Лавка гадалки: скрещенные перед входом пальмовые ветви. Внутри — четыре красных стула, перед ними — четыре плоские очистительные чаши, наполненные вихрением черных чернил. Неуклюже входит женщина, закутанная в драный лисий мех. Голова, обернутая множеством платков, у нее лягушачья, крапчато-зеленая и лупоглазая, розовый язык то и дело облизывает широкие губы. Отдельных клиентов она не видит. Итак, четверо незнакомцев рассаживаются по красным стульям, снимают носки, опускают ноги в чаши с чернилами и берутся за руки под невидящим взглядом земноводного. С этого всегда и начинается погружение в Палимпсест: Орланда поможет вам раздеться, рассадит по местам, примет в семью. Сложит вас четверых вместе, как лист формата ин-кварто. Нарисует каждому по карте — смотрите, вам выпал Разбитый Корабль вверх ногами, что символизирует извращение, долгий беспросветный путь, подагру, — и свяжет ваши руки вместе красной нитью. Куда бы вы ни пошли в Палимпсесте, вы прикованы к этим незнакомцам, которых случай занес к Орланде тогда же, когда и вас, и куда бы вы ни направились, какого бы каплуна или соню ни отведали, каким бы приторным портвейном ни запили, они почувствуют тот же вкус, и какую бы шлюху ни посетил любой из них, вы ощутите под собой ее же, и пока с ног ваших не смоются чернила — что, поскольку Орланда порождение болот и не чужда слякоти, произойдет не быстро, — воздух вы вдыхаете один на всех.

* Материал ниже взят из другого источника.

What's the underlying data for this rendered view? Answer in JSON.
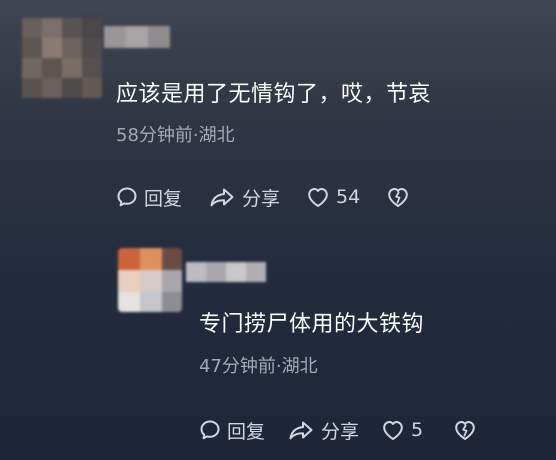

На другой стороне улицы — фабрика. Между ее тонкими зелеными шпилями вспыхивают в ночи длинные дуги белого пламени. Хозяйка здесь Казимира, как до того хозяйничал ее отец, а до того ее бабка, и так далее вплоть, возможно, до самого дальнего ее предка, чьи пальцы-хоботки так же манипулировали станками из палочек и костей. Какая-нибудь Казимира была здесь всегда, кроме тех случаев, когда здесь был какой-нибудь Казимир. Работники носят обед в раковинах моллюсков. Спецодежда у них необыкновенная: бело-зеленая чешуя, уложенная внахлест, непристойно льнущая к коже, поблескивающая во вспышках разрядов. К этому и сводится весь их наряд, каждый изгиб и каждая морщинка четко акцентированы. В ритме танца движутся они сквозь проходную, извиваясь, как змеи, под табельными часами, что веселым боем отмечают их приход и уход. Их па и пируэты подчинены музыке машин, третье веко их рыбьих глаз дремотно приспущено от удовольствия.

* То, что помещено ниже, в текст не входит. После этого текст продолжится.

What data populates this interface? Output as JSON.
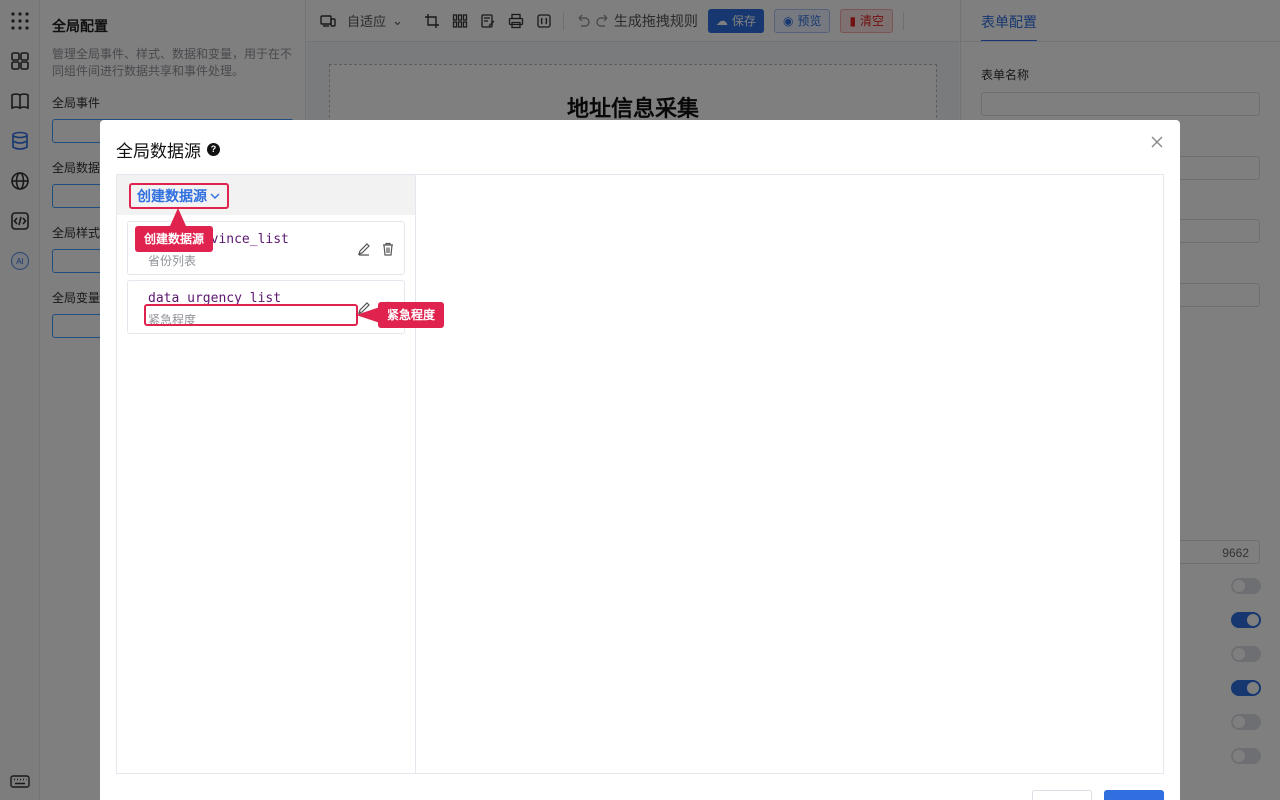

Что же выпускают на этой фабрике? Ну как что — паразитов Палимпсеста. Один станок штампует тараканов, закованных в блестящий панцирь зеленого хитина, с клеймом производителя, хитро спрятанным под левым крылом. Другой формует крыс, покрытых искрящимся жестким мехом. Третий отливает белок, четвертый — бурундуков, пятый — обычных мышей. Здесь есть сепаратор для пауков, литник для ящериц, а также древний тонкий механизм, выпускающий по очереди комаров и мух настолько совершенных, что кажется, будто сделаны они лишь из медной проволоки, сахарной ваты и света. Печатный пресс для граффити извергает искрометные буквы, багровые, черные, желтушные, а также фирменного казимирского зеленого цвета. Они вылетают из высоких окон и распластываются по стенам, эстакадам, железнодорожным вагонам.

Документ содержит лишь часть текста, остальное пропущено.